Last November's protests outside Fourth Precinct police headquarters in north Minneapolis were in full roar when a woman's voice rose above the din.
"You helping them kill us, your own race!" she shouted at one young cop in the phalanx of riot-gear-clad officers guarding the police station. "You're real low. You're lower than they are."
The fidgeting officer, who like her was black, said nothing as the insults grew louder and more profane, according to video of the incident that spread on social media. The woman called him an Uncle Tom whose family should be ashamed of him and encouraged him to commit suicide.
"You and every other black officer around here," she said to the cop, Lamandre Wright, a native North Sider who only a month before had graduated from the academy.
For Lt. Arthur Knight, it's just another example of the cultural tightrope that black police officers must walk. Knight, who is black, said the scene left him angry, sad and more than a little conflicted. It's part of the balancing act that black officers face at a time when police behavior is being scrutinized amid anger fueled by allegations of racial profiling and brutality against people of color.

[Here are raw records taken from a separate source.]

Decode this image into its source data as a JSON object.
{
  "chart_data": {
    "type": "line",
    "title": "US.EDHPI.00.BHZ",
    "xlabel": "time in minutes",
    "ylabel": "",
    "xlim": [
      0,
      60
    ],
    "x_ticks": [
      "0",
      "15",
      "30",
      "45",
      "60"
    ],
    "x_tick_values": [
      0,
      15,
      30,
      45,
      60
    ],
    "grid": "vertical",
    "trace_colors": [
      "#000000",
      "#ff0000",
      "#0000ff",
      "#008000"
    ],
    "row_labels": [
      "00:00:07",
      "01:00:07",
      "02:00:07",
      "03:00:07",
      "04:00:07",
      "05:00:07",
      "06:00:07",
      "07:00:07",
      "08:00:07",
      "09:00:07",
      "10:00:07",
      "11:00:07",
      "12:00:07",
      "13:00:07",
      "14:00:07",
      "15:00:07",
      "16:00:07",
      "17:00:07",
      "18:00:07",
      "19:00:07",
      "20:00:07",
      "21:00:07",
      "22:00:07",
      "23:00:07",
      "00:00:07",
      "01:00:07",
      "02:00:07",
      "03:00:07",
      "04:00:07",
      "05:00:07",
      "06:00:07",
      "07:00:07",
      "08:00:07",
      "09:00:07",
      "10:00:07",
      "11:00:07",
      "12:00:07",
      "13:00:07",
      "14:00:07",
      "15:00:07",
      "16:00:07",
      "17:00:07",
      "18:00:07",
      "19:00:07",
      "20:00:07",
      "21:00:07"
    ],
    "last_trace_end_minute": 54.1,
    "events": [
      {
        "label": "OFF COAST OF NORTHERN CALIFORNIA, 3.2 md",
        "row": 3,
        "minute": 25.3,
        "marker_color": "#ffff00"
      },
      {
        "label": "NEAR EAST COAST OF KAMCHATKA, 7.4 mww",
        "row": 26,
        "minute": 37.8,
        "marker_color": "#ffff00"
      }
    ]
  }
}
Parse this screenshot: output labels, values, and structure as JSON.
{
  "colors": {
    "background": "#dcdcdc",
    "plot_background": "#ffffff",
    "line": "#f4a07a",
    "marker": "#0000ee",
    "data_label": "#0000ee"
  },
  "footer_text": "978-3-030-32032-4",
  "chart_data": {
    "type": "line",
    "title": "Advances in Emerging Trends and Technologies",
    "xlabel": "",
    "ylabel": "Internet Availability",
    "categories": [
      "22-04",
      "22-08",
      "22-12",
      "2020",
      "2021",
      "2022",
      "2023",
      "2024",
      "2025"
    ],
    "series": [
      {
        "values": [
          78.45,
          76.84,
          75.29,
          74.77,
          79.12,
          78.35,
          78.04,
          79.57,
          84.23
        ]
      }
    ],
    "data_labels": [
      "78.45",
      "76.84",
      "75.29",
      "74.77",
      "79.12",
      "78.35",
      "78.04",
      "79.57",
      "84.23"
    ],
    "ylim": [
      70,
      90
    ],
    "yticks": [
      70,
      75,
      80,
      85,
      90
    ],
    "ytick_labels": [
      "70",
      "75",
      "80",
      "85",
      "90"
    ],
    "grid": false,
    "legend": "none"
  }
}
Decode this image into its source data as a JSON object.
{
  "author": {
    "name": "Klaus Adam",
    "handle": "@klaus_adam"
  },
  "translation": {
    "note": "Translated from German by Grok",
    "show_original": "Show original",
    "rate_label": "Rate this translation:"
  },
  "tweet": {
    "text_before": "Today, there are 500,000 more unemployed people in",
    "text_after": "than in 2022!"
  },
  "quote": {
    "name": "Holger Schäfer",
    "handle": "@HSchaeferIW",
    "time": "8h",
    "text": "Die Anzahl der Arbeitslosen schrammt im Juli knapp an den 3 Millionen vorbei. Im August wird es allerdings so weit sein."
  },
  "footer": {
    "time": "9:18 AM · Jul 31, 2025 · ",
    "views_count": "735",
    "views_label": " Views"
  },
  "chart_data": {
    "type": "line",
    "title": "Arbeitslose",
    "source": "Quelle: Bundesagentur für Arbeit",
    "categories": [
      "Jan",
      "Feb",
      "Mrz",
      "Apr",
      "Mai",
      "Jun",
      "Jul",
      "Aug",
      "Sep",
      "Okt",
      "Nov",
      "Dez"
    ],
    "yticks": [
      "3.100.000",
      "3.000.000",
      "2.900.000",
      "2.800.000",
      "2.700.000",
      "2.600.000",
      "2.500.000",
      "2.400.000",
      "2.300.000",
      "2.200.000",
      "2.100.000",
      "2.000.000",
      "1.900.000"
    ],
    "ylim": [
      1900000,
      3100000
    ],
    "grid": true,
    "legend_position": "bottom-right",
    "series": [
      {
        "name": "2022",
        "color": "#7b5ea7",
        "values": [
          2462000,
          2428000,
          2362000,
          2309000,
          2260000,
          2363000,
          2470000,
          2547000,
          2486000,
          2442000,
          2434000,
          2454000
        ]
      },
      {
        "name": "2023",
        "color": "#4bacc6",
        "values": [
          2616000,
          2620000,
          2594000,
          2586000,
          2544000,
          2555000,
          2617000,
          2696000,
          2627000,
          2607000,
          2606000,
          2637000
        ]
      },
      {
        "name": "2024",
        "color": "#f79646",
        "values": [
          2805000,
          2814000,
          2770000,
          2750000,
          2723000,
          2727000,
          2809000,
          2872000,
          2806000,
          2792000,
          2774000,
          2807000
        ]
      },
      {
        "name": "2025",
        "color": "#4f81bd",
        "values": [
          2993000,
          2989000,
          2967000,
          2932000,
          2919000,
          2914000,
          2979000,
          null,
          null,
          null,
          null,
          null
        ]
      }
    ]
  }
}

As a veteran officer who joined the force in the early 1990s — when few colleagues looked like him — Knight sympathized with the young officer. But he also feels for the woman when he thinks back to his childhood in Chicago's predominantly black South Side, where mistrust of law enforcement was rampant.
"When you look at that young lady who was talking to that officer, she was probably just so tired of everything that's been happening," he said.
But even with empathy for the community they're policing, it's a day-to-day struggle for black officers.